I just returned from a car ride that took a total of ten hours and about six hundred miles to complete. Some people do that in an RV all the time, but I’m not an RV person. I just sat down in my typical vanilla four-door gas-powered vehicle, with a bottle of beverage and the directions by my side, and headed out early in the morning.
I was reminded of Tom Hanks’ character in the movie The Terminal. He traveled to New York from a foreign country, simply to obtain an autograph, but ended up spending months trapped at the airport because his home country lost its international recognition status due to a political coup. Even though I was only traveling through another state, my purpose was similar: I was going to a gift shop for a specific purchase, and I had no expectations of being detained or prevented going home again. Still, some people would find that frivolous. I call it adventure.
The drive was one of the most pleasant I’ve had in forty years. The early fall foliage met my view every hour, with barely cloudy skies and the sun at my back. I went through four mountain tunnels, saw plenty of cattle, goats, horses and deer, and huge stretches of nothing but farm country and bucolic barns and silos dotting the background. I drank when my ears popped, shifted in the seat at least twice an hour, and stayed away from the rest areas except for the one time I had to fuel up.
The only major hiccup I experienced was the act of having to pump my own gas, being from a full service region.

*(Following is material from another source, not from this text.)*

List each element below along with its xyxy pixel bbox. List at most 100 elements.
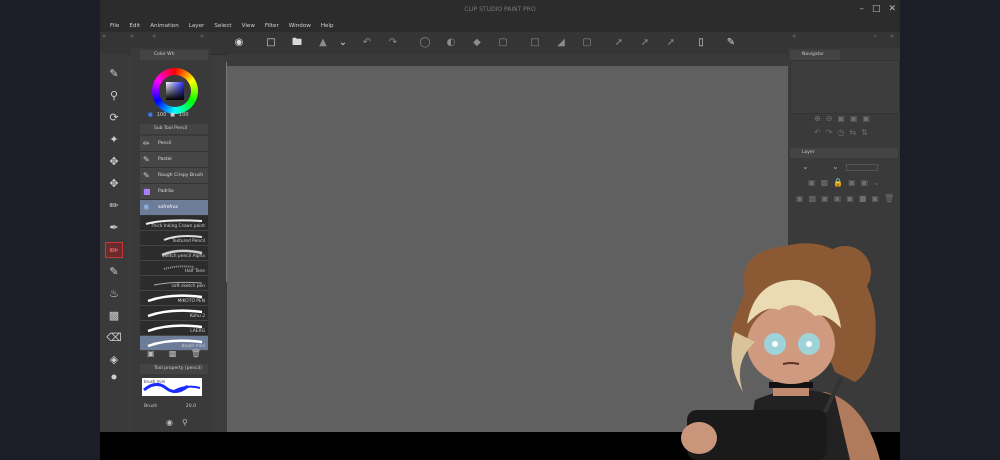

Still I managed, after figuring out not reading the directions on the pump was the way to go. It was also unusual to not need a toll road ticket. Apparently the cameras captured my vehicle plates and they’ll bill me. That will not be a surprise I look forward to in the mail, because I figured it out, and the cost was the equivalent of something else I could have bought at the gift shop.
Still, the visit was worth every cent, especially since using the toll road took an hour or more from my drive time. I drove up one winding road and down another and came upon my destination, tucked neatly into the mountainous middle of nowhere, and I was met by friendly people who remembered I had called the week before and were happy to see me. I’m not even the furthest-traveled, I learned, because some folks came from two states away to visit regularly.
That’s when you know you’re from a dedicated group of people.
So it’s a day later and I’m tired and behind on most of my usual weekend projects. My plan is to reward my car with an oil change, and to not drive more than ten miles the rest of the week.
I wonder it it would be worth trying a non-toll road for the next excursion?